I’m contributing poems to the organisation’s monthly Postcards from the Edges online bulletin and also, more recently, to its bulletin for staff.

Here below are the latest, one for each bulletin.

The first is by me, attempting to do justice to, and find words for, the experience of my late sister Kim, who had Down’s Syndrome.

The second is by a Consultant Oncologist called Dr Sam Guglani. It describes an encounter between doctor and patient and I find it utterly beautiful. The original was written in prose and in “translating” it into a poem that fits into a poster, I have had to cut it a bit. I think it should accompany the Hippocratic Oath as a basic text for medical training.

Here are the poems below. If you click on the titles, you will be re-directed to pdf versions, which can be printed out.

 

Going for a Walk

 

When I go for a walk
people look round at me.

Will you come too ?
Will you hold my hand ?

They look round at me.
There’s something wrong.

Will you come too ?

Perhaps I’ll put my ear-phones in
and play my music extra loud.

I am going for a walk.
What’s wrong ?

Will you come too ?
Will you hold my hand ?

Rogan Wolf
October 2013

 

Kim was my sister. She had Down’s Syndrome. We often went out together. Some of the words above are hers, some mine.

 

from Fingerprints

 

Look at how we start, like fortune-tellers,
at the hands. Here by the window,
where ward meets world, I examine

this man’s, turn them over like found leaves….
A tree surgeon’s hands, he says, my skin
pressed in to other life, its bark and blood,

just like you doc I bet, your fingerprints
handed to others… I think our bodies
are this, that we merge really, collide

and become the breath of others. Here,
he says, go on, have a whiff. My fingers
drum his chest. Did you hear those sounds,

he asks, from that comet, like whale song,
mermaids?
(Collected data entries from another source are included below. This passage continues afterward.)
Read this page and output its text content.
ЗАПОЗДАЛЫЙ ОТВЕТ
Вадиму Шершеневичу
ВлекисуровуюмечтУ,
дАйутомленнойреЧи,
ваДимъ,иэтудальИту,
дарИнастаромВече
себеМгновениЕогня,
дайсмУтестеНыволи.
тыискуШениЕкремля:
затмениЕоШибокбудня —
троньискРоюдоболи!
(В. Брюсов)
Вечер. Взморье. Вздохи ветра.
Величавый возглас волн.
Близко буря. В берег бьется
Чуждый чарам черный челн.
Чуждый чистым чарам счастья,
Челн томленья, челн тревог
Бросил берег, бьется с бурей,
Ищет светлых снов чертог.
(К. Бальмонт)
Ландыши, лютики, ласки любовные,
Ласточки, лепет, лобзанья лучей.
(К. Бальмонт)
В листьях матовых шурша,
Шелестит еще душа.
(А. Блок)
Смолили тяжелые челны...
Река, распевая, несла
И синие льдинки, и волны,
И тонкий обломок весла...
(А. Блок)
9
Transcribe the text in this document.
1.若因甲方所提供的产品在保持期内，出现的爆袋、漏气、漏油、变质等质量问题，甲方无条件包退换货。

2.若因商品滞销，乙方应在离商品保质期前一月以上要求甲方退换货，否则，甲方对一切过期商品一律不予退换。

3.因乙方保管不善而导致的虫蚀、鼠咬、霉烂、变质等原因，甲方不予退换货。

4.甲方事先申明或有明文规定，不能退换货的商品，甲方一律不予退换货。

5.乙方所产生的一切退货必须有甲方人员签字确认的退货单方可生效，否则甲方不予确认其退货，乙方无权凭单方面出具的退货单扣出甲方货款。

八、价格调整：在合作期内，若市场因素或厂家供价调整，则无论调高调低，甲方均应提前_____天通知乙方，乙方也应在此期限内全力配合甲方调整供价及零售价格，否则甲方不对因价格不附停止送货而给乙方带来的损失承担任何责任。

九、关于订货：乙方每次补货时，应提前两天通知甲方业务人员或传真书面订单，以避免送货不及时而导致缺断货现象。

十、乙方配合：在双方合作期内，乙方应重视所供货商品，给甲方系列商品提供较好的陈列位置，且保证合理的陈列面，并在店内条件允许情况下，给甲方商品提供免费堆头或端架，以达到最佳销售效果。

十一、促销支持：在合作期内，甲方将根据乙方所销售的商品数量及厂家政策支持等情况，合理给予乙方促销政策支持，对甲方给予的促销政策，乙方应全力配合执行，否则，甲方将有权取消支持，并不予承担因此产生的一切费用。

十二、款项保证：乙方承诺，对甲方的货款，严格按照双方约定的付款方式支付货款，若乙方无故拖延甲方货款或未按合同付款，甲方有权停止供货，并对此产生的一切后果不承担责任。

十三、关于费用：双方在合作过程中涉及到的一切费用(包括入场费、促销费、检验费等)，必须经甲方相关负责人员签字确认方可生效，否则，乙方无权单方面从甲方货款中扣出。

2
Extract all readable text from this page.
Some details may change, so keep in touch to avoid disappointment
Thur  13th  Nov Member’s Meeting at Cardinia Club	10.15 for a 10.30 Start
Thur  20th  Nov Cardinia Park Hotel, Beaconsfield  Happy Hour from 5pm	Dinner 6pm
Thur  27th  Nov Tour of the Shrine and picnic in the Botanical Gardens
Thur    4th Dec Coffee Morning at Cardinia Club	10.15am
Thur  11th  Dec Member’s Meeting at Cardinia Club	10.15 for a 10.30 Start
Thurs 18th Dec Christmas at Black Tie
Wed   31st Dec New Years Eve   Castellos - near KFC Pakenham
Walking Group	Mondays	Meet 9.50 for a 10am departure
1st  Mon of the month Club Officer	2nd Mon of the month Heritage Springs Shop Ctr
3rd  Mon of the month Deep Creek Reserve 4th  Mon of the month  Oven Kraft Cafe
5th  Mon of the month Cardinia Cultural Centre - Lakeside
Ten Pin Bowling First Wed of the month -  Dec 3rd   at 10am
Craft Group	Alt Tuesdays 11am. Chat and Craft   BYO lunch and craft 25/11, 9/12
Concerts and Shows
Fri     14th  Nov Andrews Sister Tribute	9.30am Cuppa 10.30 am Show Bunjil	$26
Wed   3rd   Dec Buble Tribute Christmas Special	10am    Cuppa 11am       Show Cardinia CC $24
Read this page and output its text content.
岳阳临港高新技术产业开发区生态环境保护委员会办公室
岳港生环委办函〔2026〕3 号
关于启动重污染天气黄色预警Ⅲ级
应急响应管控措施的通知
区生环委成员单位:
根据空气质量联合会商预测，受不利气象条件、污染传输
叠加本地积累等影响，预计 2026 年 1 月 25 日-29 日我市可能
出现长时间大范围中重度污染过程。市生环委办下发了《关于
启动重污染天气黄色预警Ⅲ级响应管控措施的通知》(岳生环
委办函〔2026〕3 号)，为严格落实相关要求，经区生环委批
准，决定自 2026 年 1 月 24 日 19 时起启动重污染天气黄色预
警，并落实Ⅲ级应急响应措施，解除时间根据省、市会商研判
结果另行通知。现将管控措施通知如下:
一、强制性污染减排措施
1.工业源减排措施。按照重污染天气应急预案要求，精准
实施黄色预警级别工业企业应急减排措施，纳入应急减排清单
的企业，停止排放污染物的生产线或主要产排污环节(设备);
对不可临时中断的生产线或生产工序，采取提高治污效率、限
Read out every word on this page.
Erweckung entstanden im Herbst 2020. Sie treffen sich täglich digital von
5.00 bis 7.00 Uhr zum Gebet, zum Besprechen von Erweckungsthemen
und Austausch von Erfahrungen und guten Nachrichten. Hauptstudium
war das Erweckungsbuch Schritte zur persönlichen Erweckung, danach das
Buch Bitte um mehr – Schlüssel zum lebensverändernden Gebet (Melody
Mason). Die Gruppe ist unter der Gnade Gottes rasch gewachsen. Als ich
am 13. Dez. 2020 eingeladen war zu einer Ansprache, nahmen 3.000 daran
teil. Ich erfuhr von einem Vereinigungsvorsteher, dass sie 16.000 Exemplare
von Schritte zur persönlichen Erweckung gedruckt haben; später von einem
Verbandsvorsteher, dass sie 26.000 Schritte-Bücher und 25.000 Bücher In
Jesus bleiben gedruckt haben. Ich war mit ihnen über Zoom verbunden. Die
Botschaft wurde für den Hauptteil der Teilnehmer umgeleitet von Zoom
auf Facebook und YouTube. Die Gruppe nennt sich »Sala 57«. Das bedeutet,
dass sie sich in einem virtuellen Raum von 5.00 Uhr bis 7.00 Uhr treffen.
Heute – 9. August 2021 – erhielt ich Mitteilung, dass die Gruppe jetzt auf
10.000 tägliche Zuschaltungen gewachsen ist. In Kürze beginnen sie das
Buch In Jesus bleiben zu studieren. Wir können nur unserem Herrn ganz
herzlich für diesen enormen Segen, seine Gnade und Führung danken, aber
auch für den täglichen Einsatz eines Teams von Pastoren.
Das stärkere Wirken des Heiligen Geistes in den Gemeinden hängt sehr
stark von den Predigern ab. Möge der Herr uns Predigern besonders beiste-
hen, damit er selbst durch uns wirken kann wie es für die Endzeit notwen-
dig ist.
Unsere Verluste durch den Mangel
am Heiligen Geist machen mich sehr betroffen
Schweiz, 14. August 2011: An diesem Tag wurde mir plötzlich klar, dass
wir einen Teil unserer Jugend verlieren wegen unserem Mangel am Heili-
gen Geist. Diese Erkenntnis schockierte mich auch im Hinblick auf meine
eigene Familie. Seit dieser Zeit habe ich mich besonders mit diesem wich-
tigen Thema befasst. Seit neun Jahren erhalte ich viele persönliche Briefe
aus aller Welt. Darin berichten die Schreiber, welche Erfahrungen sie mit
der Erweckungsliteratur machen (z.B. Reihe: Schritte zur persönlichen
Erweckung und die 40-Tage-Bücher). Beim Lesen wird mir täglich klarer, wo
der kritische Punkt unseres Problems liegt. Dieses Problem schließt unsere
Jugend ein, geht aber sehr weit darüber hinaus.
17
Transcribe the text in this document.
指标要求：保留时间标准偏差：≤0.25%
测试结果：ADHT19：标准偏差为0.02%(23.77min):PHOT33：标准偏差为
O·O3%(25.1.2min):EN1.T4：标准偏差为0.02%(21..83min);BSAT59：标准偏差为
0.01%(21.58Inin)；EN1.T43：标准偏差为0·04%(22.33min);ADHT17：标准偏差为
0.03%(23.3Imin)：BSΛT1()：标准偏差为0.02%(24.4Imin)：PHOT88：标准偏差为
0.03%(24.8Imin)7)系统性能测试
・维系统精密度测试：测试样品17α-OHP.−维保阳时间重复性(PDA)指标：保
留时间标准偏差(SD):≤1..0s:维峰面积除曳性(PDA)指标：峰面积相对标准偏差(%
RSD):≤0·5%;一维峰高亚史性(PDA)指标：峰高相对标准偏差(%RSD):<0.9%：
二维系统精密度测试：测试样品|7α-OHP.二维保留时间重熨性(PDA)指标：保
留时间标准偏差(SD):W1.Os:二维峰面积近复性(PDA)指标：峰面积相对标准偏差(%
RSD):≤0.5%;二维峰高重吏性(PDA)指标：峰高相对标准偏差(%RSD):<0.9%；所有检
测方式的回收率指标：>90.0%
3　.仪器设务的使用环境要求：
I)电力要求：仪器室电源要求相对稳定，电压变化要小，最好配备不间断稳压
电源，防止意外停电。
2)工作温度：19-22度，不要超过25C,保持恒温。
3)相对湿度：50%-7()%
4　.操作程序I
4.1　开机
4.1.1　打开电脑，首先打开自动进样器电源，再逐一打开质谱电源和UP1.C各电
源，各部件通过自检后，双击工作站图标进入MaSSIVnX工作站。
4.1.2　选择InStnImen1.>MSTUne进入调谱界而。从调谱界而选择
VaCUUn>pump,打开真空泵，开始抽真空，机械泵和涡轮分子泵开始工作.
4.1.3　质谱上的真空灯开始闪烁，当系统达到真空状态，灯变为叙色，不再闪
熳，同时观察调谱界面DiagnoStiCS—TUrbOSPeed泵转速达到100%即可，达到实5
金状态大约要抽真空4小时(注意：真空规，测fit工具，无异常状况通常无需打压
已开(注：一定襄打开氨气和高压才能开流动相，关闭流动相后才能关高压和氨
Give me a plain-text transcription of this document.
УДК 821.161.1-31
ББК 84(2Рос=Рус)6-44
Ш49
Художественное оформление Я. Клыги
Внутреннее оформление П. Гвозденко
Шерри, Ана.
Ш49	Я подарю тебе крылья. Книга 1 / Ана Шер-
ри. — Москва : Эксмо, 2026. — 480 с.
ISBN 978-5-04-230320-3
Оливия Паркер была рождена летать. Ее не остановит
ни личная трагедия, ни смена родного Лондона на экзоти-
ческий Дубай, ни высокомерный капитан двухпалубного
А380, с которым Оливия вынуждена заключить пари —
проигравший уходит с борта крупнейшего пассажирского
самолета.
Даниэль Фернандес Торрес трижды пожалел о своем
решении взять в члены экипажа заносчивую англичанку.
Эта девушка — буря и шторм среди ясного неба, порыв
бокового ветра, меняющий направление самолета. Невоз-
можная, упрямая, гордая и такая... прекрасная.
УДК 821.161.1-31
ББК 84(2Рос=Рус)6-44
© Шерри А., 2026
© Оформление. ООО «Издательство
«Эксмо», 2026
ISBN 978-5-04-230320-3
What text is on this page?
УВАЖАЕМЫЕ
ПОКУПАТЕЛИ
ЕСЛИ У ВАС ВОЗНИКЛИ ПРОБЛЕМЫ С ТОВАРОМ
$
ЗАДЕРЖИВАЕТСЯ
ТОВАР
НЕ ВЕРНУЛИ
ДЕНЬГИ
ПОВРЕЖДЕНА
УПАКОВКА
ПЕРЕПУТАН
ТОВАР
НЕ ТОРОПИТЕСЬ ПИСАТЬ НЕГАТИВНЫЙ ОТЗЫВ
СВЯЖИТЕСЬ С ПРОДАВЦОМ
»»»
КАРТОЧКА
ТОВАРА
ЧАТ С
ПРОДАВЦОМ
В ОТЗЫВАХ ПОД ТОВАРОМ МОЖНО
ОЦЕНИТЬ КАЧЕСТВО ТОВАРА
The ship they landed,
its name, what, Philae? – it means end,

or place’s edge, some frontier where
things meet… I shine a light in his ears. Hard
now to tell which of us is speaking, where

the voice comes from. One of us says thank you.
I go to wash my hands but, seeing them
in the water, stop, turn, return to him.

Sam Guglani

 

Dr Sam Guglani is an oncologist, and founder of “Medicine Unboxed.”                 Poem reproduced here by kind permission.